Do you know what generation you belong to?
Marketers have given labels to groups of people born during a certain period of time in order to help identify whom they’re trying to reach. It helps to know what age group you’re looking to target when you are marketing your brand, product, or service. But do you know the classifications that are used and what ages/years it covers?
With the coronavirus pandemic there is expected to be an increase in babies born in the next eight to nine months, these babies, in turn, look to be given their own generational label the ‘Coronials’ or ‘Gen C’ defined by the pandemic.
The generations don’t just have age in common they have similar experiences, are subject to the same technologies and political situations which in turn leads them to be given a certain set of stereotypical attributes.

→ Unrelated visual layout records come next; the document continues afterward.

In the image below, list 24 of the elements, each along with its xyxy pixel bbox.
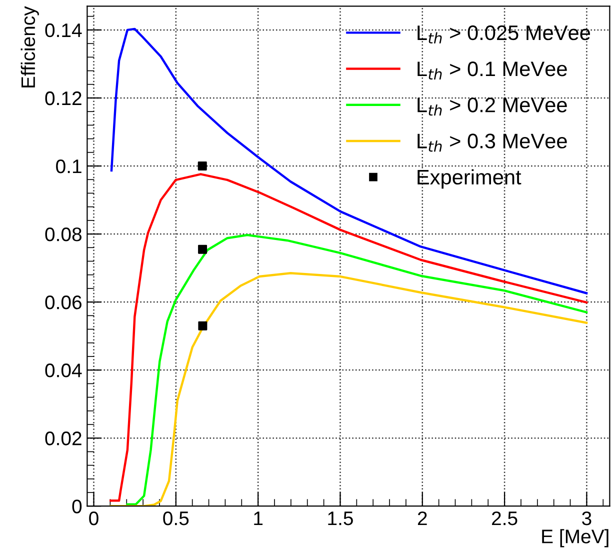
legend-label: L$_{th}$ > 0.3 MeVee — [418, 134, 567, 152]
x-axis-title: E [MeV] — [542, 529, 608, 548]
y-tick-label: 0 — [72, 500, 82, 514]
line-series — [110, 272, 588, 506]
y-axis-title: Efficiency — [20, 6, 39, 88]
legend-label: L$_{th}$ > 0.2 MeVee — [418, 98, 567, 116]
x-tick-label: 2 — [418, 511, 427, 526]
y-tick-label: 0.04 — [45, 364, 82, 378]
x-tick-label: 1 — [254, 512, 263, 526]
x-tick-label: 2.5 — [492, 511, 518, 526]
y-tick-label: 0.02 — [45, 432, 82, 446]
legend-label: L$_{th}$ > 0.025 MeVee — [418, 25, 590, 44]
x-tick-label: 0.5 — [163, 511, 189, 526]
y-tick-label: 0.1 — [56, 159, 82, 174]
y-tick-label: 0.14 — [45, 23, 82, 38]
y-tick-label: 0.08 — [45, 227, 82, 242]
x-tick-label: 3 — [582, 511, 592, 526]
y-tick-label: 0.06 — [45, 296, 82, 310]
x-tick-label: 1.5 — [328, 512, 353, 526]
x-tick-label: 0 — [89, 511, 98, 526]
y-tick-label: 0.12 — [45, 91, 82, 106]
line-series — [126, 234, 588, 506]
legend-label: Experiment — [418, 169, 522, 189]
legend-label: L$_{th}$ > 0.1 MeVee — [418, 61, 567, 80]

There are no hard or fast cut-offs for dates for each generation but there is a general agreement that aligns to the dates shown in the above chart.
If you find yourself on the cusp of a generation then choose the one that you most identify with.

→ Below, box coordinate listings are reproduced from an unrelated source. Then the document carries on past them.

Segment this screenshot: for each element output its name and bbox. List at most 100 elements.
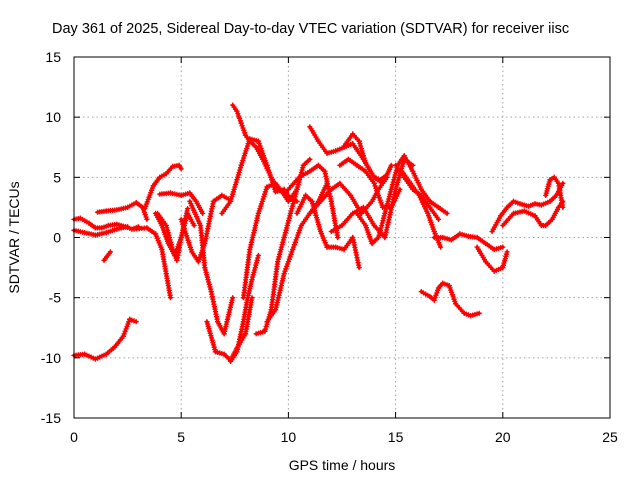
data-point — [244, 145, 250, 152]
series-arc-3 — [95, 200, 150, 222]
data-point — [230, 189, 236, 195]
data-point — [239, 123, 245, 129]
data-point — [284, 261, 291, 267]
series-arc-21 — [294, 192, 362, 271]
data-point — [240, 125, 246, 131]
data-point — [293, 237, 299, 243]
data-point — [284, 263, 290, 269]
data-point — [123, 326, 129, 332]
series-arc-33 — [474, 244, 510, 274]
data-point — [297, 225, 303, 231]
data-point — [286, 218, 292, 224]
data-point — [232, 182, 239, 188]
data-point — [431, 297, 437, 303]
data-point — [290, 246, 296, 253]
data-point — [262, 326, 269, 332]
data-point — [284, 222, 290, 229]
data-point — [120, 333, 126, 339]
series-arc-23 — [341, 131, 394, 183]
data-point — [275, 256, 281, 262]
data-point — [256, 141, 262, 147]
series-arc-18 — [253, 156, 313, 337]
data-point — [296, 227, 303, 233]
data-series — [71, 102, 566, 364]
series-arc-25 — [307, 174, 390, 216]
data-point — [387, 191, 393, 197]
data-point — [237, 165, 244, 171]
series-line — [295, 193, 361, 270]
data-point — [435, 216, 442, 222]
series-arc-9 — [157, 190, 206, 216]
data-point — [230, 191, 236, 197]
data-point — [292, 239, 298, 245]
y-tick-label: -15 — [41, 410, 61, 426]
data-point — [142, 212, 148, 218]
y-tick-label: 15 — [45, 49, 61, 65]
data-point — [378, 200, 384, 206]
data-point — [292, 194, 298, 200]
data-point — [262, 191, 268, 197]
series-arc-27 — [354, 153, 407, 247]
data-point — [377, 230, 383, 236]
data-point — [263, 186, 269, 192]
data-point — [238, 162, 244, 168]
data-point — [299, 167, 305, 173]
data-point — [253, 262, 259, 268]
y-tick-label: 10 — [45, 109, 61, 125]
y-axis-title: SDTVAR / TECUs — [6, 181, 22, 293]
data-point — [359, 148, 365, 154]
data-point — [282, 268, 288, 274]
data-point — [235, 172, 241, 178]
data-point — [377, 197, 383, 203]
data-point — [504, 249, 510, 255]
data-point — [263, 323, 269, 330]
data-point — [144, 216, 150, 222]
data-point — [391, 174, 398, 180]
series-arc-7 — [131, 225, 174, 301]
x-tick-label: 0 — [70, 429, 78, 445]
data-point — [125, 321, 131, 327]
data-point — [238, 120, 244, 126]
data-point — [382, 208, 389, 214]
data-point — [434, 290, 440, 296]
data-point — [200, 210, 206, 216]
data-point — [288, 251, 294, 257]
data-point — [178, 216, 184, 222]
data-point — [476, 310, 482, 316]
data-point — [362, 157, 368, 164]
data-point — [371, 180, 377, 186]
y-tick-label: 5 — [53, 169, 61, 185]
data-point — [384, 174, 390, 180]
data-point — [295, 184, 301, 190]
data-point — [204, 272, 210, 278]
data-point — [294, 234, 300, 241]
data-point — [356, 138, 362, 144]
data-point — [231, 186, 237, 192]
data-point — [241, 127, 247, 133]
data-point — [244, 143, 251, 149]
axis-ticks: 0 5 10 15 20 25 -15 -10 -5 0 5 10 15 — [41, 49, 618, 445]
data-point — [240, 157, 246, 164]
data-point — [281, 271, 287, 277]
data-point — [286, 256, 292, 262]
series-arc-6 — [142, 162, 184, 212]
data-point — [290, 201, 296, 207]
data-point — [444, 210, 450, 216]
y-tick-label: -10 — [41, 350, 61, 366]
data-point — [228, 196, 234, 202]
series-arc-1 — [71, 215, 141, 232]
data-point — [290, 244, 297, 250]
data-point — [233, 179, 239, 185]
data-point — [356, 265, 362, 271]
data-point — [285, 259, 291, 265]
series-line — [179, 193, 230, 264]
data-point — [236, 115, 243, 121]
data-point — [236, 169, 242, 176]
series-arc-4 — [101, 249, 113, 263]
data-point — [378, 225, 384, 231]
series-arc-36 — [543, 174, 566, 210]
data-point — [386, 196, 392, 202]
data-point — [255, 210, 261, 216]
y-tick-label: -5 — [49, 290, 62, 306]
series-line — [143, 163, 183, 211]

Defining factors & stereotypes
Gen Z and Millennials tend to be adept at technology and are defined by social media. These are the generations that have taken to social media and made it their own. Most, if not all, social media influencers will fall within these generations.
Technology has helped shape generations, the Baby Boomers are defined by television which gave them the opportunity to be more connected with the world. Gen X is the generation of the computer age, whereas Millennials saw the launch of the internet and Gen Z is defined by mobile phones and wi-fi connectivity.
The following is a breakdown of some unique definitions attributed to the generations that can help to profile your target audience when looking to expand your brand reach.
The digital generation, heavy mobile phone users, tech-savvy, strong political views, more tolerant of others, Tik Tok, and Insta over Facebook!
Most millennials found themselves joining the workforce during a recession, plus this generation spans a very turbulent political era too, with wars in Iraq and Afghanistan along with 9/11, 7/7, and other terrorist attacks.
They may be referred to as the entitled generation, the hipsters. They are tech-savvy and live on social media, are unique and ethical.
Materialistic, into brands and luxury items, competitive, ambitious, strong work ethic, invented new music genres like; punk, indie, grunge, and techno.
There is a subsection to this generation that overlaps into the Millennials, those born between 1975 and 1985 who are referred to as Xennials – the older millennials, they are seen as the cross Over Generation.
The huge post-war generation, the ‘Flower Children’, ban the bomb movements, confident, idealists, revolutionary, into vinyl and movies, great consumers, and into environmental protection.
The Silent Generation
So named because it is thought they were told to keep quiet about their views on current affairs but in contrast played an important role in civil rights movements and lived through the Great Depression.
The Greatest Generation
Parents of the Baby Boomers grew up during the Great Depression and World War II.
Defining your target audience
When looking at your marketing strategy and communications plans you need to consider your target audience and using these classifications is one way for you to help build a persona of those you want to reach with your brand messages.
Once you have defined your target audience you will need to think about how best to reach them, by what medium and what messaging you should use. For example, don’t use Facebook if you want to target Gen Z, think Tik Tok, Insta, or Snapchat, for example.
Think in terms of your audience, what will resonate best with them, when trying to reach them and you will ultimately get better results.